L’abbé Pellegrin s’agenouilla un instant, cependant que M. de Saint-Preux, les yeux plus brillants derrière ses lunettes, se dirigeait vers la statuette convoitée, maintenant conquise... Il en admira la beauté simple et rude et songea que ce chef-d’œuvre de l’art gothique, revendu et payé au poids des bank-notes, ferait mieux dans la galerie de quelque fastueux amateur du Minnesota ou du Wisconsin que dans une église de campagne encombrée de ridicules bondieuseries.

Le curé l’avait rejoint et demandait, hésitant:

—Vous l’emportez tout de suite?

—Mais oui... J’ai dit au chauffeur de venir me rejoindre. Nous repartirons dans quelques minutes avec l’objet.

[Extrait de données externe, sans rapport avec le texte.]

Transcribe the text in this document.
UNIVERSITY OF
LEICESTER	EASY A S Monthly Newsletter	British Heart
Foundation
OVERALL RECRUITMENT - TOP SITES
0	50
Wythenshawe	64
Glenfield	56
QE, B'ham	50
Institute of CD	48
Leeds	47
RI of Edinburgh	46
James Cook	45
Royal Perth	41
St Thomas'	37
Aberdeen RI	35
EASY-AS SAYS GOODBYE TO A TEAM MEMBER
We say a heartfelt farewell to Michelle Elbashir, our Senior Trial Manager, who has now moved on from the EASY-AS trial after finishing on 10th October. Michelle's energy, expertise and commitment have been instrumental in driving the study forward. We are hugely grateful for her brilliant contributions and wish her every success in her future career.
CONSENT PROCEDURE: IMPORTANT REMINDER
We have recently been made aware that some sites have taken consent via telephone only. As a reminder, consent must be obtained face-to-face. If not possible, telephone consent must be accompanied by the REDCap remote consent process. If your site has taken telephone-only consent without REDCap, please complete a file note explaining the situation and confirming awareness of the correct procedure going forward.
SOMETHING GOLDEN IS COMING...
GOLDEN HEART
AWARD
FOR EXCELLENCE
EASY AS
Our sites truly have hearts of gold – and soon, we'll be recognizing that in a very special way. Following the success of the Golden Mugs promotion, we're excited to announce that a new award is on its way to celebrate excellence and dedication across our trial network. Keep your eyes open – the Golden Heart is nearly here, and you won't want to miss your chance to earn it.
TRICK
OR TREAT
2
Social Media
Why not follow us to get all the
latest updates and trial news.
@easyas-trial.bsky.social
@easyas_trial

—Avec... l’objet? C’est que...

—C’est que... quoi, monsieur le curé?

—Maintenant je me sens moins décidé. Ce Christ n’est pas beau, certes, mais il y a si longtemps qu’il est là, au milieu de nous. On s’y était habitué. Et puis, je me demande si j’ai bien le droit...

—Quelle idée! Combien de curés ont remplacé des vieilleries sans intérêt par des statues, des tableaux, des objets d’art qui font un effet magnifique dans leurs églises! Tenez, le curé de Marcouville s’est procuré ainsi un saint Roch...

—Oui, je l’ai vu, il est vraiment pépère. Son chien surtout est épatant. Il ressemble à Poilu...

—Poilu?

—Oui, un brave clebs que j’avais ramené du front et qui a été mon meilleur ami.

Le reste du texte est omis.